If war upsets balances of power, it can also upset the balance of cool. On Sept. 10, fire fighters were not exactly at the epicenter of hip. Foreign news? Puh-leeze! Spying, learning Arabic, worrying about the public-health system? Uncool, uncool, uncool.
And by all prevailing standards the CBS military drama JAG (Tuesdays, 8 p.m. E.T.) was about the least-cool hit show on TV. It lauded the men and women of the Judge Advocate General corps, who investigate, prosecute and defend cases affecting military conduct. The twist was--well, that there was no twist. On JAG, the government really was good, save for a few bad apples. There were no systemic conspiracies. It was made with the cooperation of the Navy and the Marines. Its heroes, Lieut. Commander Harmon (Harm) Rabb Jr. (David James Elliott) and Lieut. Colonel Sarah (Mac) MacKenzie (Catherine Bell), were truth seekers, devoted to honor, duty and country. They could be partners or adversaries, and maintained an unresolved sexual tension. (Their dynamic made the show a kind of X-Files for people who trust authority.) He was a buff-bodied flying ace who packed a gun, a straight-arrow defense lawyer without the moral ambiguity of his counterparts on The Practice. She was a legal babe who didn't wear micro-minis or have sex with random men in car washes a la Ally McBeal.
In other words, watching JAG was like signing up for a permanent hitch in the Square Force. But now, suddenly, American flags are stitched into the logos of news broadcasts and the nation is abuzz about, of all things, the military justice system. As creator and executive producer Don Bellisario likes to say, "JAG didn't find its patriotism on Sept. 11." But America's renewed national pride has evidently found JAG. Ratings for the show, once known for appealing mainly to older viewers steeped in old-timey values, are up 39% this fall among 18-to-49-year-olds, and it has become a recurring fixture in the top 10. "JAG gives you permission to be patriotic," says CBS television president Leslie Moonves, "and everyone wants that."

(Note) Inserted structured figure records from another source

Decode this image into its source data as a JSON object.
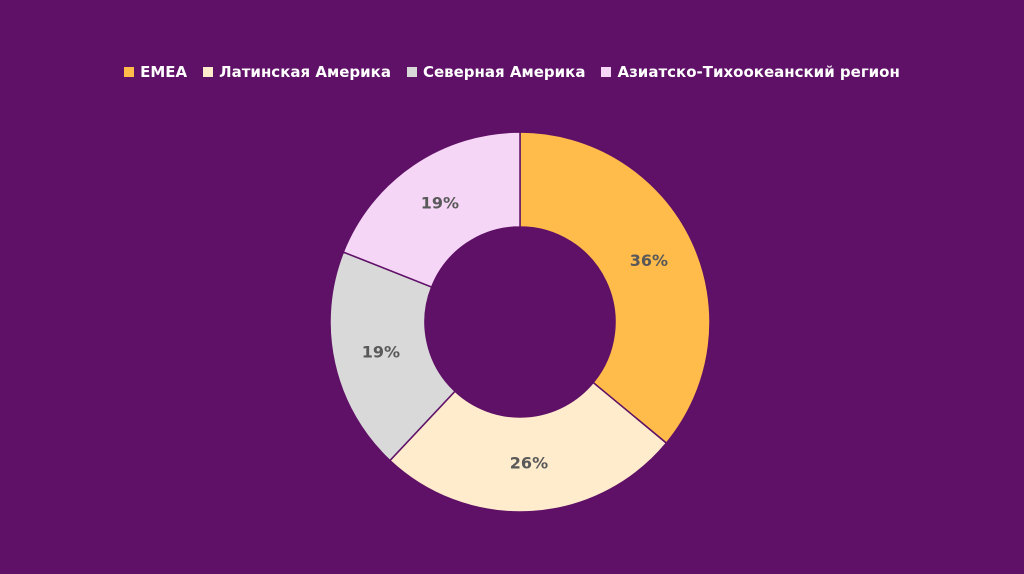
{
  "chart_data": {
    "type": "donut",
    "categories": [
      "EMEA",
      "Латинская Америка",
      "Северная Америка",
      "Азиатско-Тихоокеанский регион"
    ],
    "values": [
      36,
      26,
      19,
      19
    ],
    "value_labels": [
      "36%",
      "26%",
      "19%",
      "19%"
    ],
    "colors": [
      "#ffbc4b",
      "#ffeccd",
      "#d9d9d9",
      "#f6d6f6"
    ],
    "legend": "top"
  }
}
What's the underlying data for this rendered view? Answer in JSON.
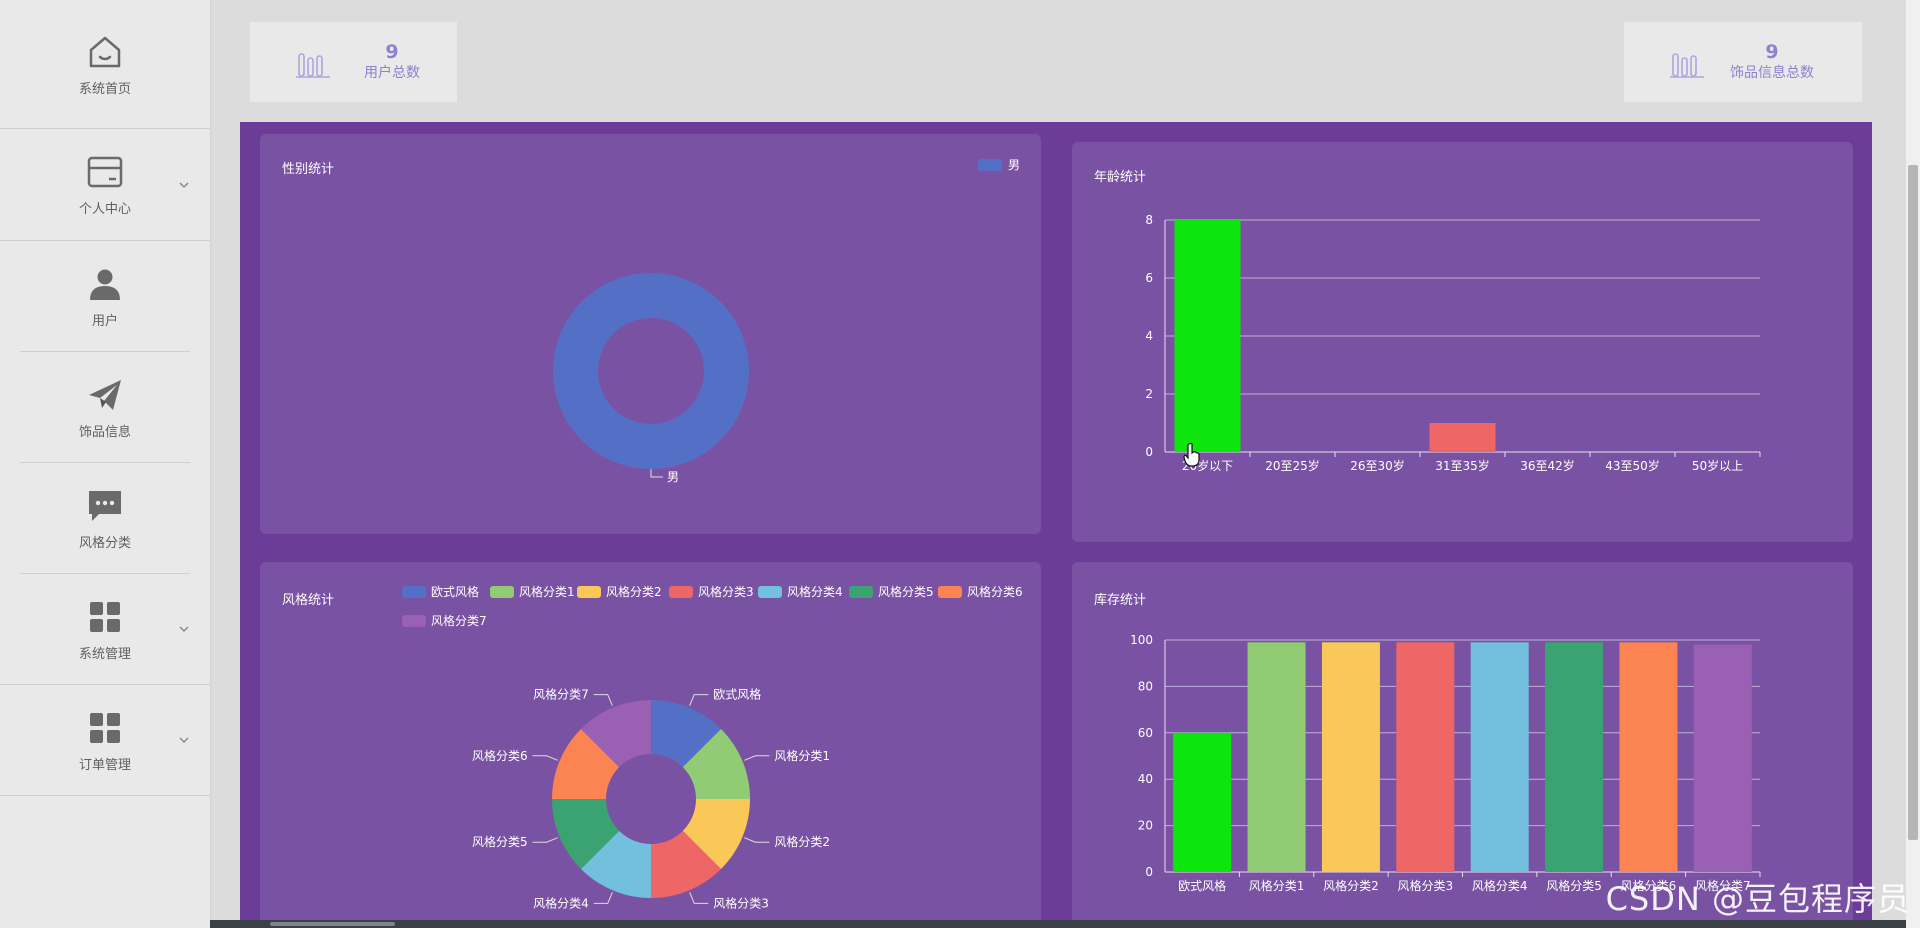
{
  "sidebar": {
    "items": [
      {
        "label": "系统首页",
        "icon": "home-icon",
        "has_submenu": false
      },
      {
        "label": "个人中心",
        "icon": "card-icon",
        "has_submenu": true
      },
      {
        "label": "用户",
        "icon": "user-icon",
        "has_submenu": false
      },
      {
        "label": "饰品信息",
        "icon": "paper-plane-icon",
        "has_submenu": false
      },
      {
        "label": "风格分类",
        "icon": "chat-icon",
        "has_submenu": false
      },
      {
        "label": "系统管理",
        "icon": "grid-icon",
        "has_submenu": true
      },
      {
        "label": "订单管理",
        "icon": "grid-icon",
        "has_submenu": true
      }
    ]
  },
  "stats": {
    "users": {
      "value": "9",
      "label": "用户总数",
      "icon": "bar-chart-icon"
    },
    "items": {
      "value": "9",
      "label": "饰品信息总数",
      "icon": "bar-chart-icon"
    }
  },
  "colors": {
    "dashboard_bg": "#6c3d98",
    "panel_bg": "#7a52a3",
    "accent": "#9080d0",
    "palette": [
      "#5470c6",
      "#91cc75",
      "#fac858",
      "#ee6666",
      "#73c0de",
      "#3ba272",
      "#fc8452",
      "#9a60b4"
    ],
    "bar_highlight": "#0ce60c"
  },
  "charts": [
    {
      "id": "gender",
      "type": "pie",
      "title": "性别统计",
      "legend": [
        "男"
      ],
      "slices": [
        {
          "name": "男",
          "value": 9
        }
      ]
    },
    {
      "id": "age",
      "type": "bar",
      "title": "年龄统计",
      "categories": [
        "20岁以下",
        "20至25岁",
        "26至30岁",
        "31至35岁",
        "36至42岁",
        "43至50岁",
        "50岁以上"
      ],
      "values": [
        8,
        0,
        0,
        1,
        0,
        0,
        0
      ],
      "ylim": [
        0,
        8
      ],
      "yticks": [
        0,
        2,
        4,
        6,
        8
      ]
    },
    {
      "id": "style",
      "type": "pie",
      "title": "风格统计",
      "legend": [
        "欧式风格",
        "风格分类1",
        "风格分类2",
        "风格分类3",
        "风格分类4",
        "风格分类5",
        "风格分类6",
        "风格分类7"
      ],
      "slices": [
        {
          "name": "欧式风格",
          "value": 1
        },
        {
          "name": "风格分类1",
          "value": 1
        },
        {
          "name": "风格分类2",
          "value": 1
        },
        {
          "name": "风格分类3",
          "value": 1
        },
        {
          "name": "风格分类4",
          "value": 1
        },
        {
          "name": "风格分类5",
          "value": 1
        },
        {
          "name": "风格分类6",
          "value": 1
        },
        {
          "name": "风格分类7",
          "value": 1
        }
      ]
    },
    {
      "id": "stock",
      "type": "bar",
      "title": "库存统计",
      "categories": [
        "欧式风格",
        "风格分类1",
        "风格分类2",
        "风格分类3",
        "风格分类4",
        "风格分类5",
        "风格分类6",
        "风格分类7"
      ],
      "values": [
        60,
        99,
        99,
        99,
        99,
        99,
        99,
        98
      ],
      "ylim": [
        0,
        100
      ],
      "yticks": [
        0,
        20,
        40,
        60,
        80,
        100
      ]
    }
  ],
  "chart_data": [
    {
      "type": "pie",
      "title": "性别统计",
      "categories": [
        "男"
      ],
      "values": [
        9
      ],
      "legend": [
        "男"
      ]
    },
    {
      "type": "bar",
      "title": "年龄统计",
      "categories": [
        "20岁以下",
        "20至25岁",
        "26至30岁",
        "31至35岁",
        "36至42岁",
        "43至50岁",
        "50岁以上"
      ],
      "values": [
        8,
        0,
        0,
        1,
        0,
        0,
        0
      ],
      "ylim": [
        0,
        8
      ]
    },
    {
      "type": "pie",
      "title": "风格统计",
      "categories": [
        "欧式风格",
        "风格分类1",
        "风格分类2",
        "风格分类3",
        "风格分类4",
        "风格分类5",
        "风格分类6",
        "风格分类7"
      ],
      "values": [
        1,
        1,
        1,
        1,
        1,
        1,
        1,
        1
      ]
    },
    {
      "type": "bar",
      "title": "库存统计",
      "categories": [
        "欧式风格",
        "风格分类1",
        "风格分类2",
        "风格分类3",
        "风格分类4",
        "风格分类5",
        "风格分类6",
        "风格分类7"
      ],
      "values": [
        60,
        99,
        99,
        99,
        99,
        99,
        99,
        98
      ],
      "ylim": [
        0,
        100
      ]
    }
  ],
  "watermark": "CSDN @豆包程序员"
}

They didn't always. Bellisario (Magnum, P.I.; Quantum Leap) conceived the drama as "Top Gun meets A Few Good Men" and sold it to NBC, where it debuted in 1995. But in 1995-96, its first season on the network of Seinfeldian cool, JAG finished 77th in the ratings. nbc wanted more shootouts and hardware; Bellisario wanted to retain the legal drama. The show was headed for a dishonorable discharge when Moonves, seeing a good fit for his network's older audience, snapped it up, rolling gunslinging action and courtroom drama into one star-spangled package.